Alosso, dans le département d’Alépé, au Sud : Cette localité avait été secouée, le jeudi 14 janvier 2016, par un affrontement sanglant entre des orpailleurs clandestins et ses populations. L’on dénombrait à l’issue de cet affrontement, 11 blessés du côté des assaillants et deux du côté des villageois. A l’origine de ce conflit, qui avait viré sur le terrain communautaire, une exploitation clandestine des ressources minérales de la région par des ressortissants ghanéens, le long du fleuve Comoé.

Angovia dans le centre-ouest : Les affrontements sanglants, qui ont lieu en Juillet 2014, se sont à nouveau répétés en Mars 2015. En effet, un chasseur traditionnel communément appelé Dozo, avait ouvert le feu sur un orpailleur clandestin travaillant dans une des nombreuses mines à Angovia, situé à 70 km de Yamoussoukro. La victime, avait été transportée d’urgence à l’hôpital, au niveau de Bouaflé, où elle avait reçu les soins que nécessitait son état de santé. Toutefois, les populations autochtones s’étaient soulevées pour réclamer le départ, sans condition, des chasseurs traditionnels de leurs terres. 

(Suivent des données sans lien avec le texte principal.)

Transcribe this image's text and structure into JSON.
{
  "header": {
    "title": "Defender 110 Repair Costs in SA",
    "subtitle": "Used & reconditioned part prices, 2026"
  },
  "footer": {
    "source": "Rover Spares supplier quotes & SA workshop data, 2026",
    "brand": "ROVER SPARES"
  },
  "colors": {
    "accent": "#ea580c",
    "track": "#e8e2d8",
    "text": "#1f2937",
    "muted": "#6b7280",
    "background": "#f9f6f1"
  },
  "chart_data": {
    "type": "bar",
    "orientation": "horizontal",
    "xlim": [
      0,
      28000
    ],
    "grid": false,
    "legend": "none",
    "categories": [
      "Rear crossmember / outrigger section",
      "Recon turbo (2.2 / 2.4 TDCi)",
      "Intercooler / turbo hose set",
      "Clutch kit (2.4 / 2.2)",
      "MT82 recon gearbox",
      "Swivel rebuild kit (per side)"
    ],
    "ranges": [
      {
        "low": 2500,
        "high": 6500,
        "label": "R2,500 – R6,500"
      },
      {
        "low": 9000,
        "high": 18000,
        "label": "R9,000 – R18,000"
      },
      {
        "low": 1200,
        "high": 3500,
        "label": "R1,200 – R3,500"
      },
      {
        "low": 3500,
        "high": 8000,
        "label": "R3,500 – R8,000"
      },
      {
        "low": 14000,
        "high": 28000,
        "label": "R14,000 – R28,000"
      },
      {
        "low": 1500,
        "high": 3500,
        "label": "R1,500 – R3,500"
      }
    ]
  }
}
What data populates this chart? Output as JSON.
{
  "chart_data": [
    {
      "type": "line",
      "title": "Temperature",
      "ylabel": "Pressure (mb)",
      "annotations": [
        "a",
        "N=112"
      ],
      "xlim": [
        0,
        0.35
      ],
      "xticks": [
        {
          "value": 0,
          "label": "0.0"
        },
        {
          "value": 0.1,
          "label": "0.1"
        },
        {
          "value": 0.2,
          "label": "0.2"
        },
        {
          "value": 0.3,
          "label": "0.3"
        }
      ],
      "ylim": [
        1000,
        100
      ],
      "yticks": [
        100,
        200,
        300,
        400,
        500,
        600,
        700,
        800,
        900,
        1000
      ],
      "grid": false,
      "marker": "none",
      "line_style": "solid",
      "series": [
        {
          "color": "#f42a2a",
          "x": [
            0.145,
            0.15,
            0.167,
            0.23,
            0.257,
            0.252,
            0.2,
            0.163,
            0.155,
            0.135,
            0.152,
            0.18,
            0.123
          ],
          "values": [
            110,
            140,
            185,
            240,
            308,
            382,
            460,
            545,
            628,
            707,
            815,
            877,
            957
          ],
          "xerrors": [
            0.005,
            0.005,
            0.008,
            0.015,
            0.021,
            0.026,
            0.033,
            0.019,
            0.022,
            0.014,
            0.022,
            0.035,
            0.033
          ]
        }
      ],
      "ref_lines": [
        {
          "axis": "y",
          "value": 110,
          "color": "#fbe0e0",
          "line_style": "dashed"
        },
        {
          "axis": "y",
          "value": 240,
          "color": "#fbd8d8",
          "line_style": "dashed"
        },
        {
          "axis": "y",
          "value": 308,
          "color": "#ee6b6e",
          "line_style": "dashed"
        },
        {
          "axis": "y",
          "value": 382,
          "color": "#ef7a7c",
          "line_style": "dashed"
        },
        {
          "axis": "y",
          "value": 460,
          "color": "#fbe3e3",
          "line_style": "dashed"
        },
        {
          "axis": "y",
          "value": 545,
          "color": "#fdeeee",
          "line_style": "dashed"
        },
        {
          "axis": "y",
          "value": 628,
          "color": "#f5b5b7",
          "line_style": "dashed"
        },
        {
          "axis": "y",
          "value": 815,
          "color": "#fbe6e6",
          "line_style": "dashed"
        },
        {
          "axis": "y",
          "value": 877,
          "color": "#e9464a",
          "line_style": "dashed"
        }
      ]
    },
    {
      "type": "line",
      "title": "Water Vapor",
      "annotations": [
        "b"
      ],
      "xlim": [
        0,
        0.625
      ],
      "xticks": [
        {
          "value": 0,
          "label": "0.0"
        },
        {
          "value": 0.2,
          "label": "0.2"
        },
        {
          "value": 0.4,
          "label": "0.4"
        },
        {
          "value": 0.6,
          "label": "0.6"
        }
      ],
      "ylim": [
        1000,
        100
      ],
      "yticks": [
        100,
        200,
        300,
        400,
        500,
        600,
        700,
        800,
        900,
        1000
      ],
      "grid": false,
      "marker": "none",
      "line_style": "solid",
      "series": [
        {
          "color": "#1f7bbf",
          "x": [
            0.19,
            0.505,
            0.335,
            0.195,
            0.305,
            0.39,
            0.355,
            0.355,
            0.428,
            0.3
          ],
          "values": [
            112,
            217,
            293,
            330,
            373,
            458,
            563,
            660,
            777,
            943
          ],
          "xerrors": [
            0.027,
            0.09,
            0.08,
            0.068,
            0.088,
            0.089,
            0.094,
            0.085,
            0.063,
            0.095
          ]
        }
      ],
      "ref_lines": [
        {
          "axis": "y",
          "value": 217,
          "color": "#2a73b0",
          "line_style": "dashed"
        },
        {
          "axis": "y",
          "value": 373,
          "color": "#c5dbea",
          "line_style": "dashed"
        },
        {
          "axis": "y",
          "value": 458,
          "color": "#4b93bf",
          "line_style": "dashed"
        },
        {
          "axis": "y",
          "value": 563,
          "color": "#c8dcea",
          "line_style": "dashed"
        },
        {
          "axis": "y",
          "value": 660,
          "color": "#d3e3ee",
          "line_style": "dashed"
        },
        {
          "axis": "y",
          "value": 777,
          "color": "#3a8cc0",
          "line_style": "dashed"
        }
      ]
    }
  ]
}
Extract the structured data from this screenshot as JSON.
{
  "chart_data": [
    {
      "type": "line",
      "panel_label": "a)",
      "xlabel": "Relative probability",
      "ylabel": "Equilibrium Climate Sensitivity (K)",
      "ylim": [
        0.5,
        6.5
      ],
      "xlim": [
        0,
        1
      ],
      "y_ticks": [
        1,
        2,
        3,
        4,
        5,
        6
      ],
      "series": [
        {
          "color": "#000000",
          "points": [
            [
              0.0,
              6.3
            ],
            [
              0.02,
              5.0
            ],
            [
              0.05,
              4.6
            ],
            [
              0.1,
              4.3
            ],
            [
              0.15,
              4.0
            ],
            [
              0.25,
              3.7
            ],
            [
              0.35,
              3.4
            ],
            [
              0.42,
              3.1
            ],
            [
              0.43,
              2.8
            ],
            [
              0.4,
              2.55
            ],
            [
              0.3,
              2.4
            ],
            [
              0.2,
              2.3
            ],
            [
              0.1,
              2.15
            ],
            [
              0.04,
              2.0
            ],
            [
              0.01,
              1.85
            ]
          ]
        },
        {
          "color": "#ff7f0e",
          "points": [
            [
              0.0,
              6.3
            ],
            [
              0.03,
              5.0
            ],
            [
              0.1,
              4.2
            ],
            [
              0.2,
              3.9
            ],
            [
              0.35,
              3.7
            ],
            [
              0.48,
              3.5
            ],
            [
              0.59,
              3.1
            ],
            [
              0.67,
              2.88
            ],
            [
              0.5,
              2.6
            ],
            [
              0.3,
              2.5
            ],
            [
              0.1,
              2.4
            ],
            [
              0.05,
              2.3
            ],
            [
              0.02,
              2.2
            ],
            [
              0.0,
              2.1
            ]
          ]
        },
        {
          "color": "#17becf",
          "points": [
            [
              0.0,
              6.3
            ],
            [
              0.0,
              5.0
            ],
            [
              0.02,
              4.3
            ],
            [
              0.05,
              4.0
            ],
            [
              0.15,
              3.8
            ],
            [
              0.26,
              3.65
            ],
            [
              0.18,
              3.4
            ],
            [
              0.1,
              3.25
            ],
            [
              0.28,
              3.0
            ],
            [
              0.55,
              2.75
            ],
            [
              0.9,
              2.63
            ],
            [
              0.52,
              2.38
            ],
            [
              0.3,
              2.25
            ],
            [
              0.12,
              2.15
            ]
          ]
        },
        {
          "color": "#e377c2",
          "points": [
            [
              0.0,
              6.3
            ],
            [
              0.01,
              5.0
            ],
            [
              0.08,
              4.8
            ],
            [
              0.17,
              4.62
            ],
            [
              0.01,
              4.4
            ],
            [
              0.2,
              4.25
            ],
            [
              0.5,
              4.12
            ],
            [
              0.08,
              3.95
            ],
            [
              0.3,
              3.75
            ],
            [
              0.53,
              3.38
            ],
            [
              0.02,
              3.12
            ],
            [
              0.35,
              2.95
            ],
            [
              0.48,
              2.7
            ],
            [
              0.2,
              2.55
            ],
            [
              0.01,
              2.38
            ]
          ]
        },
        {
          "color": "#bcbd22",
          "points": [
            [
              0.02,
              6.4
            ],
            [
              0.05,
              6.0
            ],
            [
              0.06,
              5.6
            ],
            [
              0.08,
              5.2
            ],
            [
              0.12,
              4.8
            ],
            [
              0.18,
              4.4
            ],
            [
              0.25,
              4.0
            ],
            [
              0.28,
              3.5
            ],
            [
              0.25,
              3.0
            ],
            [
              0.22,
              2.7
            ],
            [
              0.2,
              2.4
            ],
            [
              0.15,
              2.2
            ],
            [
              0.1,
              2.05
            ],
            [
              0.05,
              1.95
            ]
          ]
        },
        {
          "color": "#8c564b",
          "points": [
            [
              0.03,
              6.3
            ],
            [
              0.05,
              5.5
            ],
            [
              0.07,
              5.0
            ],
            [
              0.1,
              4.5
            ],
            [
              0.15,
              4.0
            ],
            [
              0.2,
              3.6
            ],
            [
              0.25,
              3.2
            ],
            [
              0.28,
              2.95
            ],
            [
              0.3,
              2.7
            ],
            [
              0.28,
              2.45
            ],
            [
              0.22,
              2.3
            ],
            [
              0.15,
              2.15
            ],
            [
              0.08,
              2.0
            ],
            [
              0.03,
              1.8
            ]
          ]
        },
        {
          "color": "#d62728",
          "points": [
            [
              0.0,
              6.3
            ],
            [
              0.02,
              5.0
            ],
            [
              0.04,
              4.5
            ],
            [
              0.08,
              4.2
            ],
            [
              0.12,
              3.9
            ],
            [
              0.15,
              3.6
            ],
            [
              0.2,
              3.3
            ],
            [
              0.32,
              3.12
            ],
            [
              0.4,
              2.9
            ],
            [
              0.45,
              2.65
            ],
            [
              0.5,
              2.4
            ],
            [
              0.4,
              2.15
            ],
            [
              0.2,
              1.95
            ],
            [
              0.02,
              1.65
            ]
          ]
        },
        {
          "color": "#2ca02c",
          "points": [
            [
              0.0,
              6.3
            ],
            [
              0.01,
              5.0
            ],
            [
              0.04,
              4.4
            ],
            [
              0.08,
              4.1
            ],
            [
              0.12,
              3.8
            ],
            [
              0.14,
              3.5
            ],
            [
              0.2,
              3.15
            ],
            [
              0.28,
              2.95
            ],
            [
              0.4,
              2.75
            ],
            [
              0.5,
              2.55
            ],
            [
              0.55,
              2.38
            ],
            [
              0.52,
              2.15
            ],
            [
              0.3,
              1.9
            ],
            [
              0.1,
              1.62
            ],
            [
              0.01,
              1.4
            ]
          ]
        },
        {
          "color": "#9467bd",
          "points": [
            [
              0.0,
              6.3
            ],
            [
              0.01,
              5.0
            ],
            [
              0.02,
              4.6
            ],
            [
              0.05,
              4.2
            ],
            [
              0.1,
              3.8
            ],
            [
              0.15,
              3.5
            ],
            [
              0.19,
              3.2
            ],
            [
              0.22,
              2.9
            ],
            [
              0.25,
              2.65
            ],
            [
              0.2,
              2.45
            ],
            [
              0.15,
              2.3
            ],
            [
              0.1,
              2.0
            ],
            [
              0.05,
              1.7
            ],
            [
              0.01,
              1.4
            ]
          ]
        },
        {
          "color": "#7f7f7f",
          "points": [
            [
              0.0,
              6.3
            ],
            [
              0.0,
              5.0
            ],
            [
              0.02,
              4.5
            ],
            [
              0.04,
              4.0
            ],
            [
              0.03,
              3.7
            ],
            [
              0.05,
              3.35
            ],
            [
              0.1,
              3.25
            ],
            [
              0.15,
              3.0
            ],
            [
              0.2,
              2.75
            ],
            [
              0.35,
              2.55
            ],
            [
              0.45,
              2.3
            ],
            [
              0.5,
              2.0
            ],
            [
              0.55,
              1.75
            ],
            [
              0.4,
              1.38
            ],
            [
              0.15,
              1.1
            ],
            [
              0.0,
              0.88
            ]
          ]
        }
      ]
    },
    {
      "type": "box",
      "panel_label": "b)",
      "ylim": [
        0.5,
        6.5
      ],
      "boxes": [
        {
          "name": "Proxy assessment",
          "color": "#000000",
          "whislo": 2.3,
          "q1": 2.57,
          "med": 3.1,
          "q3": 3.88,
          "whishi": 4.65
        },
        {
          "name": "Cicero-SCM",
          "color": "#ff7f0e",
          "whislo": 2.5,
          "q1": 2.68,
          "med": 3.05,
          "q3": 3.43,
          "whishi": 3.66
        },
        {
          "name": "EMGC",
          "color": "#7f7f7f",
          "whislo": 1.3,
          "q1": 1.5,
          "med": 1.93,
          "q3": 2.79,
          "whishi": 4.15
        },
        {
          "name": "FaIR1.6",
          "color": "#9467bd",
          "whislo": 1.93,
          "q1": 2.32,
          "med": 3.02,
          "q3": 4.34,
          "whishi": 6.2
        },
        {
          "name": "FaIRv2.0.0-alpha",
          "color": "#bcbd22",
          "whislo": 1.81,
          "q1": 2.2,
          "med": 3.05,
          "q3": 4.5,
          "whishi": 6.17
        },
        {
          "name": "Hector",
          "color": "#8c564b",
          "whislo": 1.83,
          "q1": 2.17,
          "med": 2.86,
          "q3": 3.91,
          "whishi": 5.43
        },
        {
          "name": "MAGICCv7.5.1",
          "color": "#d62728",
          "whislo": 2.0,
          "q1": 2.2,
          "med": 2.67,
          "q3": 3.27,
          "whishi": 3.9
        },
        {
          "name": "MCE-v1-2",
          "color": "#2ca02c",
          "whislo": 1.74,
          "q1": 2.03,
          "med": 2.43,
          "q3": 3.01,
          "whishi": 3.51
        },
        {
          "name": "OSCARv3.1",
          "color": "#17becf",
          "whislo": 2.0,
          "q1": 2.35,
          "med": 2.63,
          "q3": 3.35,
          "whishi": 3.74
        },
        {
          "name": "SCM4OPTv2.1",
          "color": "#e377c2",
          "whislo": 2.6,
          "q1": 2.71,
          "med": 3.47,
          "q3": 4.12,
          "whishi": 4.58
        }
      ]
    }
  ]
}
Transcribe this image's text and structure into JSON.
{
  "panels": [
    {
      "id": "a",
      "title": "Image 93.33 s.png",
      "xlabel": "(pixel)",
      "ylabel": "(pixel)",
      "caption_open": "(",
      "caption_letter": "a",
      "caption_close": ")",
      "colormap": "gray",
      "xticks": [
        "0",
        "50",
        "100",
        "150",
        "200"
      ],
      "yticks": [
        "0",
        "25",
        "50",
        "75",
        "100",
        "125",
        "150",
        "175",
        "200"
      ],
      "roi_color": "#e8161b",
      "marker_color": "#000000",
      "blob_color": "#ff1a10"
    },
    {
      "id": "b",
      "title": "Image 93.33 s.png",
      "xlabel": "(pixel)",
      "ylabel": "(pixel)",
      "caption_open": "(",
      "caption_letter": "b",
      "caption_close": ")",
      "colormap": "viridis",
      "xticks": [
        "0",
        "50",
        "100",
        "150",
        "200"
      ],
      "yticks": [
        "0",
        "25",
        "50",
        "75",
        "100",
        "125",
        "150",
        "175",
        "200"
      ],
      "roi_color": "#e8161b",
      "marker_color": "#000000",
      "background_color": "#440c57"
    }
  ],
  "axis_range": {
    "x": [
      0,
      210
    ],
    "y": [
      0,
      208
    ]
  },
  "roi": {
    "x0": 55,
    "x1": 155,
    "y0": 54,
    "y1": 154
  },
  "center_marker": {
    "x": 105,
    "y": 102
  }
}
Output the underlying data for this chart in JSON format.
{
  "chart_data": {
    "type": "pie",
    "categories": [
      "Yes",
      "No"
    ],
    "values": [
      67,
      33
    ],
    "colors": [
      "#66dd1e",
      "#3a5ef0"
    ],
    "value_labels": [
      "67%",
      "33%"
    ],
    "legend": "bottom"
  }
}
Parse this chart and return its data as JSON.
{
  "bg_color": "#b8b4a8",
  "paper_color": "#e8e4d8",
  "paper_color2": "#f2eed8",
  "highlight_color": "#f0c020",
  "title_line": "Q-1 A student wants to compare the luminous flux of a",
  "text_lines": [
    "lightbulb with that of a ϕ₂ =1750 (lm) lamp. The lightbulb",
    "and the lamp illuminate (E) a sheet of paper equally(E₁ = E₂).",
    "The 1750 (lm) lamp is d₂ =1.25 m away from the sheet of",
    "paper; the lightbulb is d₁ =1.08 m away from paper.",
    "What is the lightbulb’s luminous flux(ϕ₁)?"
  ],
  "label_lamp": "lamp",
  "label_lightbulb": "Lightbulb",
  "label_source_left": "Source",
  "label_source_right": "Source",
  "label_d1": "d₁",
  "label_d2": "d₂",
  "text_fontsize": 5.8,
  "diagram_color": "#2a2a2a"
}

La liste est bien longue que l’on ne pourrait pas finir d’égrener. L'ensemble de ces événements malheureux ont mis en cause des Orpailleurs Clandestins non nationaux. Dans presque toutes les régions de la Côte d’Ivoire, la présence de ces orpailleurs bien particuliers a atteint des proportions inquiétantes.

Les rapports de l’Union Européenne, des journalistes indépendants locaux comme étrangers et autres donneurs d’alertes, quand ils croisent avec la réalité vécue par les populations locales qui permettent de relever le laxisme complice et approbateur des autorités du pays, viennent accroitre davantage le trouble dans notre entendement. A quelles fins donc sont positionnées ces véritables bandes armées, semblables à des milices bien organisées ? En quoi est-ce alors appeler à la haine de l’étranger que d’appeler la conscience des Ivoiriens sur cette réalité ? Est-ce donc un délit que d’alerter l’opinion sur les dangers qui guettent la survie de la Côte d’Ivoire que l’on veut absolument transformer en un no man’s land ? Est-ce être (...)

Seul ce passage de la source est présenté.